Imagine a dictator with a tenure of one week—in effect, a bandit with a roving army who sweeps in, takes whatever he wishes, and leaves. Assuming he’s neither malevolent nor kindhearted, but purely self-interested, he has no incentive to leave anything, unless he plans on coming back next year. But imagine that the roaming bandit likes the climate of a certain spot and decides to settle down, building a palace and encouraging his army to avail themselves of the locals. Desperately unfair though it is, the locals are probably better off now that the dictator has decided to stay. A purely self-interested dictator will realize he cannot destroy the economy and starve the people if he plans on sticking around, because then he would exhaust all the resources and have nothing to steal the following year.

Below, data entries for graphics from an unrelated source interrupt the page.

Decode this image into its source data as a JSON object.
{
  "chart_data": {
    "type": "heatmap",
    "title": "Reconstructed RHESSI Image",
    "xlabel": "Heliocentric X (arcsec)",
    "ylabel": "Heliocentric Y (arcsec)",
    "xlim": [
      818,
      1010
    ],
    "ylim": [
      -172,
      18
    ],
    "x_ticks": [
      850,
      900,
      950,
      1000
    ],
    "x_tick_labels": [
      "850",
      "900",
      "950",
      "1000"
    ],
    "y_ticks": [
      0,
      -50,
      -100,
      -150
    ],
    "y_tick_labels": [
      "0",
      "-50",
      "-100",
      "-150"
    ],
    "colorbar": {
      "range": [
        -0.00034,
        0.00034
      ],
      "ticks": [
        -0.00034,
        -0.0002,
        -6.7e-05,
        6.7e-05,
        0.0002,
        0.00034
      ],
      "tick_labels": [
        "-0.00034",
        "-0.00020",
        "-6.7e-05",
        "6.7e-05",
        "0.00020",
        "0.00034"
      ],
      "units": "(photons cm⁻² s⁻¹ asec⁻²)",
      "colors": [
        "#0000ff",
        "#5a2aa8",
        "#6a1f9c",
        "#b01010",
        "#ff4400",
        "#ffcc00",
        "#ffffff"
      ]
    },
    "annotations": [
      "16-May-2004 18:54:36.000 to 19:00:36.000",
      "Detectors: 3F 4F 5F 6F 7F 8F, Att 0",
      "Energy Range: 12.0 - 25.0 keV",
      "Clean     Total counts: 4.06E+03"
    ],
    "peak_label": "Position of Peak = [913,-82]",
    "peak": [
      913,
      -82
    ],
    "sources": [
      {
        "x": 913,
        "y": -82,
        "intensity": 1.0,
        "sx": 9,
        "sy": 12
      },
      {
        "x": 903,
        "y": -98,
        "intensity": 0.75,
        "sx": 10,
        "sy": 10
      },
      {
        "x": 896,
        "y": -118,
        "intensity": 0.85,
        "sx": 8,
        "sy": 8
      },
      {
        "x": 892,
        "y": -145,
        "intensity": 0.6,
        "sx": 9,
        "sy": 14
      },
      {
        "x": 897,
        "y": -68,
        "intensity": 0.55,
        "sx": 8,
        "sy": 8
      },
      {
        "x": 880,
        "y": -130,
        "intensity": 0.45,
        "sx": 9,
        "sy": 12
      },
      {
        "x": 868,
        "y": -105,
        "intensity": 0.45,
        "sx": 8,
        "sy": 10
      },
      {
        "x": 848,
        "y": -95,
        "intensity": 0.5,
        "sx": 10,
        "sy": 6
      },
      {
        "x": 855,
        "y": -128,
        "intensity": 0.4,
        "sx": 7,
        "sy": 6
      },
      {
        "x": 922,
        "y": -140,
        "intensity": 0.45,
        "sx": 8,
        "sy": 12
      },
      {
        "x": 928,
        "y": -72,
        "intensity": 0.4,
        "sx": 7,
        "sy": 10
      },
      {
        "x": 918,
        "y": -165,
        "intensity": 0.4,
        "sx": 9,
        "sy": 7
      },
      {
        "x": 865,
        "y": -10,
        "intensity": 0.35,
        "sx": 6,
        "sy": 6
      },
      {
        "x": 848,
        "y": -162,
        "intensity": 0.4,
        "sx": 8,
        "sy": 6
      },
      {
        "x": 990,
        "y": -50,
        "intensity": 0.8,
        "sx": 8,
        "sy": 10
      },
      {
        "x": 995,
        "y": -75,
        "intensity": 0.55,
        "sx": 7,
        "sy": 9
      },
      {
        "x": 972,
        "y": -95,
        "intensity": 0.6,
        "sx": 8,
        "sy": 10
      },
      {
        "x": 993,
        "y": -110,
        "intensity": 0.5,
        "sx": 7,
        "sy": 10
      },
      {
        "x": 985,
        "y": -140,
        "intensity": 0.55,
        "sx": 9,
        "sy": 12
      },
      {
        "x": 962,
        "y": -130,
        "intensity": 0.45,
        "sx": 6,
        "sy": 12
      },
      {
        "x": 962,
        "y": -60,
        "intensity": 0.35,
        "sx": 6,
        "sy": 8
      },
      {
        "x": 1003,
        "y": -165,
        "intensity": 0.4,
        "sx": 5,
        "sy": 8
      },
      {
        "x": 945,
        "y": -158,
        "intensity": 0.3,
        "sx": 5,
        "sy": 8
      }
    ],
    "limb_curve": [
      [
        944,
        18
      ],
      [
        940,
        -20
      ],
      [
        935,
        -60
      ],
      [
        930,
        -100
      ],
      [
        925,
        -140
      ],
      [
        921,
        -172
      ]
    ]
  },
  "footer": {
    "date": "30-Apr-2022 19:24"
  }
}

So a dictator who lays claim to a land is a preferable to one who moves around constantly in search of new victims to plunder....a leader who confidently expects to be in power for 20 years will do more to cultivate his economy than one who expects to flee the country after 20 weeks. Twenty years of an “elected dictator” is probably better than 20 years of one coup after another.
Art Buchwald is unwell....the legendary Pulitzer prize-winning humorist and Washington Post columnist has been in a D.C. area hospice since Feb, chosing to forgo dialysis treatment. He has in effect, chosen to bravely tackle the great inevitable head on, and in inimitable fashion, wrote a column about it.... Buchwald will certainly go down in history as one of the greatest columnists since the late, great, Jeffrey Bernard---whose feckless nature lead to the Spectator's habit of printing the infamous one-line apology, Jeffrey Bernard is Unwell, when he was too drunk to write.

William H. Gass on Autobiography:

History is something we catch in the act, and only acts have public consequences. Internal states are not even evidence, for pains can be imagined or misplaced, their groaning faked; better to see where the bone is broken or toothe decayed (John Dewey once argued that an aching tooth was not sufficient evidence of something anywhere amiss), and if I promise to give another all my love, it would be wise of the lucky recipient to wait and weigh what the offered love improves, and count what its solicitude will cost.

From Finding a Form.

1 comment:

Art Soldier said...

The internationalism and identity-premise of the Biennial indeed.

Ah, yes. Art as a member of the exchange relation some lovingly refer to as the "culture industry."